Ma lasciamo da un canto i nomi. Non si può però sbagliare dicendo che quest’ingratitudine fu di quel partito che nella società politica si vuol liberare dalla responsabilità comune, che se ne sente inceppato nelle sue aspirazioni a dominar esso su tutti; a farsi riconoscere come la sola e la vera autorità; ad usurpare esso solo quella forza direttrice che è il diritto della società intera, il diritto comune: di quel partito che alterando il significato del vocabolo democrazia, lo farebbe diventare, se prevalesse, la più stretta e più privilegiata delle oligarchie, per finire, come sempre, in una tirannide.
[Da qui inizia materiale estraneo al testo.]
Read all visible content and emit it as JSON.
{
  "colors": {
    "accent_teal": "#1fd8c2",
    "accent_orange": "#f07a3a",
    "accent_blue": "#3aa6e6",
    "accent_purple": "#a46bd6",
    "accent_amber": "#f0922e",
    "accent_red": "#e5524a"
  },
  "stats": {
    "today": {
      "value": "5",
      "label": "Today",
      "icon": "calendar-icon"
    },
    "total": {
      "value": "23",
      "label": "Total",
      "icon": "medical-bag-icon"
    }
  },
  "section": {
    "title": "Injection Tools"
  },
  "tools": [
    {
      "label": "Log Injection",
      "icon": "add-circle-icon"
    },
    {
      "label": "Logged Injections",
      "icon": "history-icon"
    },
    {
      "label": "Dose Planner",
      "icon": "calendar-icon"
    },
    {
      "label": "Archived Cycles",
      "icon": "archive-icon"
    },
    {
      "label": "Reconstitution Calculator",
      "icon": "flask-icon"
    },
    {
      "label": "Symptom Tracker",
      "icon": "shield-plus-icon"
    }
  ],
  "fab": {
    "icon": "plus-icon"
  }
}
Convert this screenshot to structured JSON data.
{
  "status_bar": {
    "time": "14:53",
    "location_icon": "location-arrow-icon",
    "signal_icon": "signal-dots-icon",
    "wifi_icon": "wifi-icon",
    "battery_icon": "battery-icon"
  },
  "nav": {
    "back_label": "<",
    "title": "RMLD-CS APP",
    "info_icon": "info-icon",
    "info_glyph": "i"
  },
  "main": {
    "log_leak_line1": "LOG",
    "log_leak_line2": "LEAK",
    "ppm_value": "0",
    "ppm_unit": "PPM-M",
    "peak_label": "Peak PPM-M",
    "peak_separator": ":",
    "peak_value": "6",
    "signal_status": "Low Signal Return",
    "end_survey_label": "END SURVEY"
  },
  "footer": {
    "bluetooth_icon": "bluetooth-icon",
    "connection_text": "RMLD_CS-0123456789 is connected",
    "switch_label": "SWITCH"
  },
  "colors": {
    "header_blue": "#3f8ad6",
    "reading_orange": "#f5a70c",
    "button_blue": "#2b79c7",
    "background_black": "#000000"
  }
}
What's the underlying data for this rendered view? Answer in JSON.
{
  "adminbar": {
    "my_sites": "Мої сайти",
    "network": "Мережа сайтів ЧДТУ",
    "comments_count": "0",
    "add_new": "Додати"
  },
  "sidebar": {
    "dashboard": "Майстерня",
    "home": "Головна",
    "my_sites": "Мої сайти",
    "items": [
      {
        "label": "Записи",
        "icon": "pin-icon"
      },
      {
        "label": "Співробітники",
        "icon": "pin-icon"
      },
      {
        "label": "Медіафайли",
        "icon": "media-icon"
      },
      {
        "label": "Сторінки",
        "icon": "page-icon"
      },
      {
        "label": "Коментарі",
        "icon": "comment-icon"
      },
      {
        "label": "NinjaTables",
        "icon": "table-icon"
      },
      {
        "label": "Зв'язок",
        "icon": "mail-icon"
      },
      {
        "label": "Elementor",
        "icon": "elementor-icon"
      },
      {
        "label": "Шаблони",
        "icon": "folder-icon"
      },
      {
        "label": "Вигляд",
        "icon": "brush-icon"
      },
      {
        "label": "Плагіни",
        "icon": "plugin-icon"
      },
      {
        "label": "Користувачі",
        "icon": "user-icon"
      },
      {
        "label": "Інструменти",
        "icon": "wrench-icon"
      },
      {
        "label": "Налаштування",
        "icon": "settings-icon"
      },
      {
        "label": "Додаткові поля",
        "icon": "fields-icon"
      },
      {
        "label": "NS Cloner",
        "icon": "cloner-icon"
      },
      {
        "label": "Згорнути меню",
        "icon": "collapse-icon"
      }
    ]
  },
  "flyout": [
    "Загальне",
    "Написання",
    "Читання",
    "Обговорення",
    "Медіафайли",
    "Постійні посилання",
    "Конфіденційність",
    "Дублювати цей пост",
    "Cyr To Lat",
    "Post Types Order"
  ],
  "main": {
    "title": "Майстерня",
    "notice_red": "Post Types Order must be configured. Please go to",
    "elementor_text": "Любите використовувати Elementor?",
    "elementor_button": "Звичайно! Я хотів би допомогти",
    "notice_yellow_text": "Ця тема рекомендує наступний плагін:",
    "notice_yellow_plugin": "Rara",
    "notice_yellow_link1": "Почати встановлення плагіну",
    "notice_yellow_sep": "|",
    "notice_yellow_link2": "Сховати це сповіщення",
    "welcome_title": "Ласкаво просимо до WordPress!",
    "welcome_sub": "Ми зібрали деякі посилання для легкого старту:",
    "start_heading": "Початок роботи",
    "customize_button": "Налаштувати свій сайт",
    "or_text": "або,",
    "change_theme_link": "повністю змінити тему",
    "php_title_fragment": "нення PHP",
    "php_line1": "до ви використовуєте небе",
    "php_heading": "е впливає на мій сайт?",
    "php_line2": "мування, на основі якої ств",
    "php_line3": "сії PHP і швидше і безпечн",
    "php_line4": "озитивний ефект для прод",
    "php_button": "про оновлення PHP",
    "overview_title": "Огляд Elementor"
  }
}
Anche sulla democrazia è corso un grande equivoco, fonte di falsi giudizi, per chi vive d’idee acquistate da altri, e non è capace di fabbricarsele da se col proprio criterio.

Quelli ai quali mette conto falsare i cervelli e le idee, parlano del futuro trionfo della democrazia, della felicità di chi vivrà allora, e con queste lusinghe trovano seguaci, aiuti, e soprattutto influenza e potere.

Mi fanno l’effetto degli Ebrei che stanno aspettando il Messia, mentre è 1861 anni che è nato!

La democrazia trionfò il giorno nel quale tutti i cittadini d’uno Stato vennero dichiarati eguali davanti alla Legge; e chi ne aspetta un’altra, avrà da aspettare un pezzo.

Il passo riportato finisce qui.